Perched above the ground, treehouse visitors are given an elevated perspective of the world we inhabit everyday. The ‘Landscape Apertura’ treehouse, located in Powell Gardens near Kansas City, MO, was designed by Robert McLaughlin, to be a whimsical, yet purposeful structure, with an aim to direct one’s attention to the beautiful outdoors through framed views of nature, gazed upon via six strategically located, bold green window frames.
‘Landscape Apertura,’ was built in a Lincoln-log style to add to its inviting and playful nature — strengthening the notion that appreciating the natural world is as fun as it is enriching.

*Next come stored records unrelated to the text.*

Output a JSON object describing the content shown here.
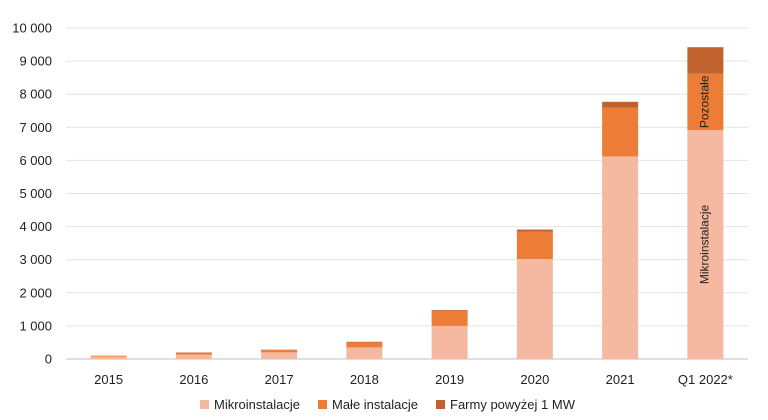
{
  "chart_data": {
    "type": "bar",
    "stacked": true,
    "categories": [
      "2015",
      "2016",
      "2017",
      "2018",
      "2019",
      "2020",
      "2021",
      "Q1 2022*"
    ],
    "series": [
      {
        "name": "Mikroinstalacje",
        "color": "#f4b9a0",
        "values": [
          70,
          130,
          200,
          350,
          1000,
          3020,
          6120,
          6920
        ]
      },
      {
        "name": "Małe instalacje",
        "color": "#ec7c36",
        "values": [
          30,
          60,
          70,
          150,
          460,
          830,
          1470,
          1700
        ]
      },
      {
        "name": "Farmy powyżej 1 MW",
        "color": "#c0622e",
        "values": [
          0,
          10,
          10,
          20,
          20,
          60,
          180,
          800
        ]
      }
    ],
    "ylim": [
      0,
      10000
    ],
    "yticks": [
      0,
      1000,
      2000,
      3000,
      4000,
      5000,
      6000,
      7000,
      8000,
      9000,
      10000
    ],
    "ytick_labels": [
      "0",
      "1 000",
      "2 000",
      "3 000",
      "4 000",
      "5 000",
      "6 000",
      "7 000",
      "8 000",
      "9 000",
      "10 000"
    ],
    "grid": true,
    "legend_position": "bottom",
    "annotations": [
      {
        "category": "Q1 2022*",
        "series": "Mikroinstalacje",
        "text": "Mikroinstalacje"
      },
      {
        "category": "Q1 2022*",
        "series": "Małe instalacje",
        "text": "Pozostałe"
      }
    ]
  }
}
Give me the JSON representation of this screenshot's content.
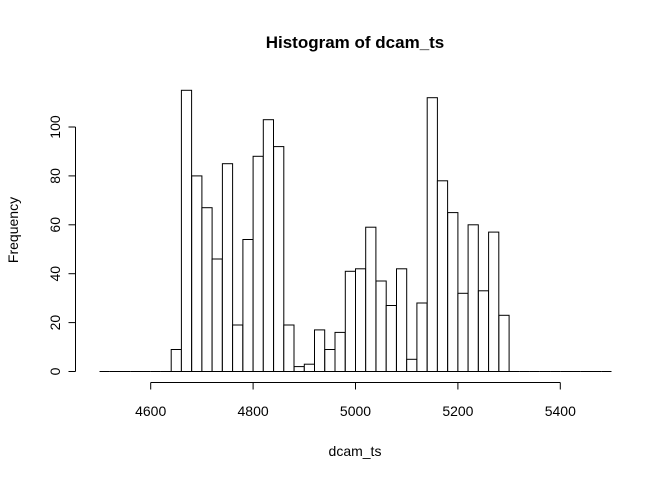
{
  "chart_data": {
    "type": "bar",
    "title": "Histogram of dcam_ts",
    "xlabel": "dcam_ts",
    "ylabel": "Frequency",
    "bin_width": 20,
    "xlim": [
      4500,
      5500
    ],
    "ylim": [
      0,
      115
    ],
    "x_ticks": [
      4600,
      4800,
      5000,
      5200,
      5400
    ],
    "y_ticks": [
      0,
      20,
      40,
      60,
      80,
      100
    ],
    "bin_starts": [
      4500,
      4520,
      4540,
      4560,
      4580,
      4600,
      4620,
      4640,
      4660,
      4680,
      4700,
      4720,
      4740,
      4760,
      4780,
      4800,
      4820,
      4840,
      4860,
      4880,
      4900,
      4920,
      4940,
      4960,
      4980,
      5000,
      5020,
      5040,
      5060,
      5080,
      5100,
      5120,
      5140,
      5160,
      5180,
      5200,
      5220,
      5240,
      5260,
      5280,
      5300,
      5320,
      5340,
      5360,
      5380,
      5400,
      5420,
      5440,
      5460,
      5480
    ],
    "values": [
      0,
      0,
      0,
      0,
      0,
      0,
      0,
      9,
      115,
      80,
      67,
      46,
      85,
      19,
      54,
      88,
      103,
      92,
      19,
      2,
      3,
      17,
      9,
      16,
      41,
      42,
      59,
      37,
      27,
      42,
      5,
      28,
      112,
      78,
      65,
      32,
      60,
      33,
      57,
      23,
      0,
      0,
      0,
      0,
      0,
      0,
      0,
      0,
      0,
      0
    ]
  }
}
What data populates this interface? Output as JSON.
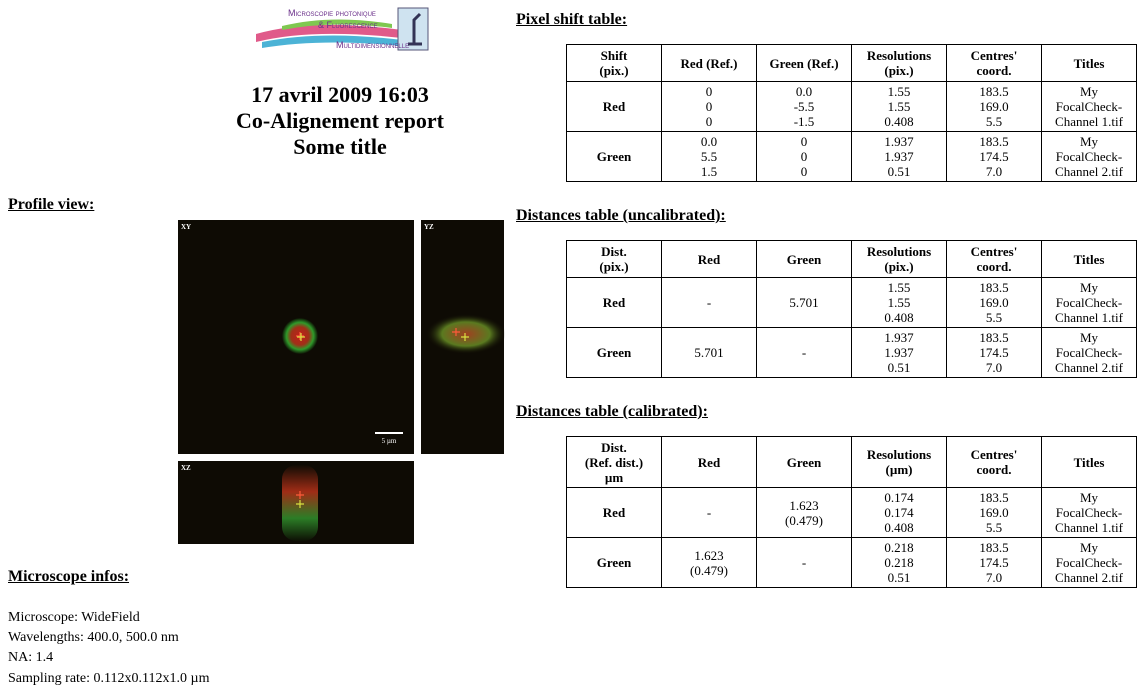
{
  "logo": {
    "lines": [
      "Microscopie photonique",
      "& Fluorescence",
      "Multidimensionnelle"
    ]
  },
  "header": {
    "date": "17 avril 2009 16:03",
    "title": "Co-Alignement report",
    "subtitle": "Some title"
  },
  "profile_view": {
    "heading": "Profile view:",
    "panels": {
      "xy": "XY",
      "yz": "YZ",
      "xz": "XZ"
    },
    "scale_bar": "5 µm"
  },
  "microscope_infos": {
    "heading": "Microscope infos:",
    "lines": [
      "Microscope: WideField",
      "Wavelengths: 400.0, 500.0 nm",
      "NA: 1.4",
      "Sampling rate: 0.112x0.112x1.0 µm"
    ]
  },
  "tables": [
    {
      "title": "Pixel shift table:",
      "header": [
        [
          "Shift",
          "(pix.)"
        ],
        [
          "Red (Ref.)"
        ],
        [
          "Green (Ref.)"
        ],
        [
          "Resolutions",
          "(pix.)"
        ],
        [
          "Centres'",
          "coord."
        ],
        [
          "Titles"
        ]
      ],
      "rows": [
        [
          [
            "Red"
          ],
          [
            "0",
            "0",
            "0"
          ],
          [
            "0.0",
            "-5.5",
            "-1.5"
          ],
          [
            "1.55",
            "1.55",
            "0.408"
          ],
          [
            "183.5",
            "169.0",
            "5.5"
          ],
          [
            "My",
            "FocalCheck-",
            "Channel 1.tif"
          ]
        ],
        [
          [
            "Green"
          ],
          [
            "0.0",
            "5.5",
            "1.5"
          ],
          [
            "0",
            "0",
            "0"
          ],
          [
            "1.937",
            "1.937",
            "0.51"
          ],
          [
            "183.5",
            "174.5",
            "7.0"
          ],
          [
            "My",
            "FocalCheck-",
            "Channel 2.tif"
          ]
        ]
      ]
    },
    {
      "title": "Distances table (uncalibrated):",
      "header": [
        [
          "Dist.",
          "(pix.)"
        ],
        [
          "Red"
        ],
        [
          "Green"
        ],
        [
          "Resolutions",
          "(pix.)"
        ],
        [
          "Centres'",
          "coord."
        ],
        [
          "Titles"
        ]
      ],
      "rows": [
        [
          [
            "Red"
          ],
          [
            "-"
          ],
          [
            "5.701"
          ],
          [
            "1.55",
            "1.55",
            "0.408"
          ],
          [
            "183.5",
            "169.0",
            "5.5"
          ],
          [
            "My",
            "FocalCheck-",
            "Channel 1.tif"
          ]
        ],
        [
          [
            "Green"
          ],
          [
            "5.701"
          ],
          [
            "-"
          ],
          [
            "1.937",
            "1.937",
            "0.51"
          ],
          [
            "183.5",
            "174.5",
            "7.0"
          ],
          [
            "My",
            "FocalCheck-",
            "Channel 2.tif"
          ]
        ]
      ]
    },
    {
      "title": "Distances table (calibrated):",
      "header": [
        [
          "Dist.",
          "(Ref. dist.)",
          "µm"
        ],
        [
          "Red"
        ],
        [
          "Green"
        ],
        [
          "Resolutions",
          "(µm)"
        ],
        [
          "Centres'",
          "coord."
        ],
        [
          "Titles"
        ]
      ],
      "rows": [
        [
          [
            "Red"
          ],
          [
            "-"
          ],
          [
            "1.623",
            "(0.479)"
          ],
          [
            "0.174",
            "0.174",
            "0.408"
          ],
          [
            "183.5",
            "169.0",
            "5.5"
          ],
          [
            "My",
            "FocalCheck-",
            "Channel 1.tif"
          ]
        ],
        [
          [
            "Green"
          ],
          [
            "1.623",
            "(0.479)"
          ],
          [
            "-"
          ],
          [
            "0.218",
            "0.218",
            "0.51"
          ],
          [
            "183.5",
            "174.5",
            "7.0"
          ],
          [
            "My",
            "FocalCheck-",
            "Channel 2.tif"
          ]
        ]
      ]
    }
  ]
}
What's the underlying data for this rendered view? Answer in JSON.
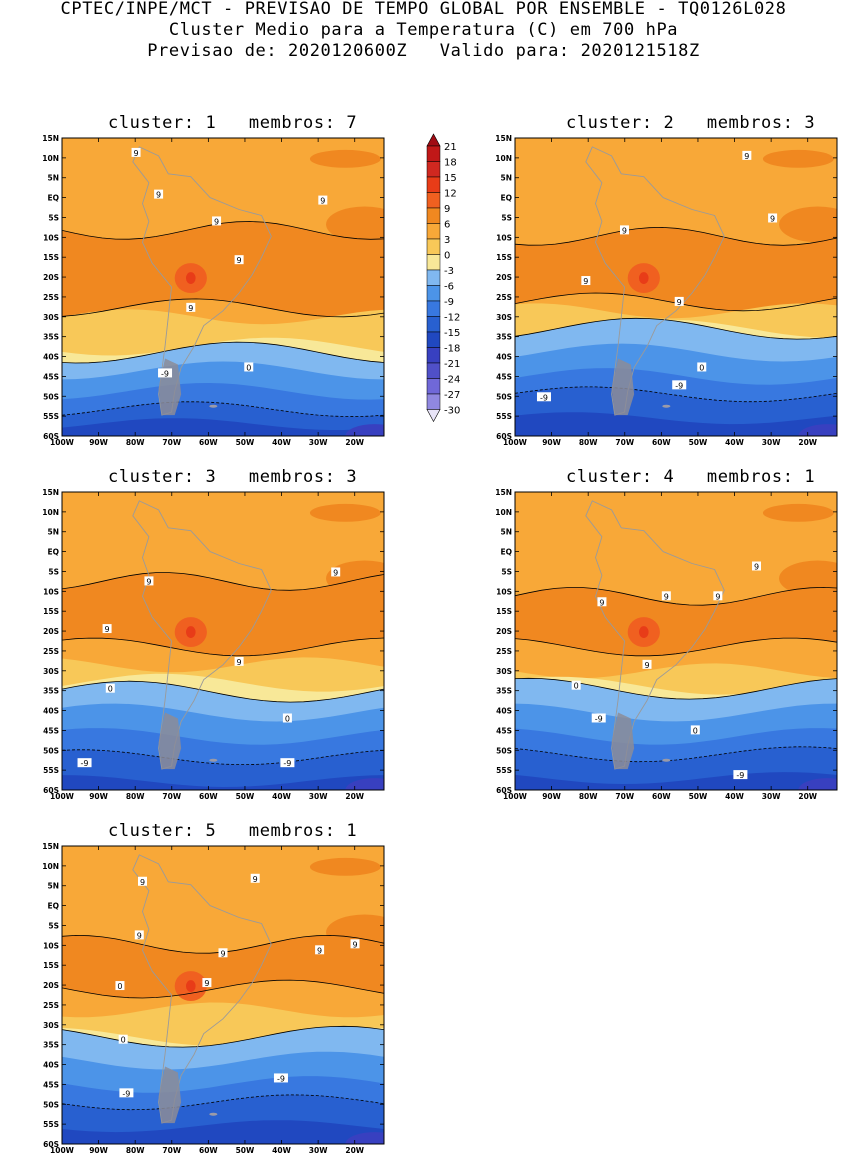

With brightly-lined windows, or ‘apertures,’ of different sizes and shapes, McLaughlin’s structure provides six different, calculated outward views. McLaughlin hopes to prove that a framed and deliberate view may encourage people to appreciate their natural environment more so than that of an expansive, sometimes overwhelming view of the outdoors.
The materials used in the construction of Landscape Apertura are both local and recycled, as 90% of the wood was taken from surrounding deconstructed houses. The wood was sourced from Habitat for Humanity ReStore in Kansas City — which recycles the 2 x 4s from deconstructed homes in the surrounding area. Even the bright green windows are constructed from recycled floor boards.
McLaughlin’s thoughtful ‘Landscape Apertura’ is an imaginative piece that manages to be environmentally-sensitive in its construction and execution — in fact, we wish we could climb up and enjoy the views too!